Sometimes I wonder whether really any other locale than a language which
uses the Cyrillic script should want to have a Cyrillic transliteration
but on the other hand - why not.
Also I'd like to reiterate other disagreements which we have here:
1. How to handle upper/lower case in System B? Should we transliterate
"Ш" to "SH" or "Sh"? Should we maybe implement a smart context based
casing algorithm first? I mean the algorithm which would detect if
an uppercase letter appears as the first letter of otherwise lowercase
word so should be transliterated as "Sh", or maybe it's in a context
of a fully uppercase word so should be transliterated as "SH".
I think that uconv implements this algorithm.

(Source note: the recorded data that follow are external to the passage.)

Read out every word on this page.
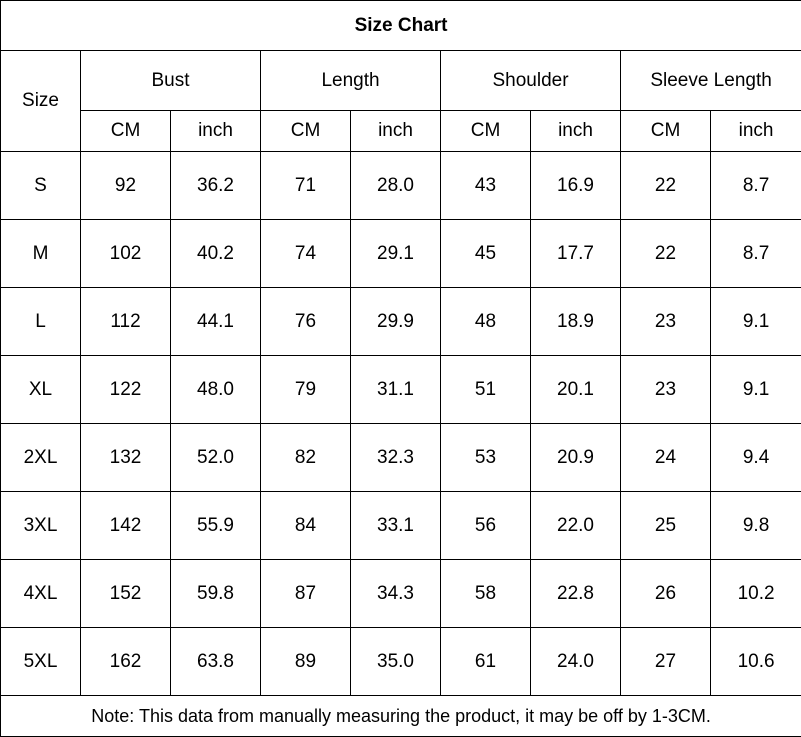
Size Chart								
Size	Bust		Length		Shoulder		Sleeve Length	
	CM	inch	CM	inch	CM	inch	CM	inch
S	92	36.2	71	28.0	43	16.9	22	8.7
M	102	40.2	74	29.1	45	17.7	22	8.7
L	112	44.1	76	29.9	48	18.9	23	9.1
XL	122	48.0	79	31.1	51	20.1	23	9.1
2XL	132	52.0	82	32.3	53	20.9	24	9.4
3XL	142	55.9	84	33.1	56	22.0	25	9.8
4XL	152	59.8	87	34.3	58	22.8	26	10.2
5XL	162	63.8	89	35.0	61	24.0	27	10.6
Note: This data from manually measuring the product, it may be off by 1-3CM.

2. How to handle ambiguous transliterations like "Схема" -> "Shema"
vs. "Шема" -> "Shema"? "SHema"?
3. How to handle the characters which are proper letters in Cyrillic
and have an upper and lower case like a hard and soft sign but are
transliterated to punctuation characters (grave accent "`")?
Should we transliterate upper and lower case to the same character
or should we mark them somehow? uconv adds Unicode combining low
line to the grave accent (so the output is "`̲") if the original
Cyrillic character was uppercase. But this is unavailable if
our target charset is ASCII.
Regarding the test cases which I mentioned the other day I discussed
this with Dmitry and he convinced me that requiring the test cases is
the bar set too high so I agree we don't need to require them already.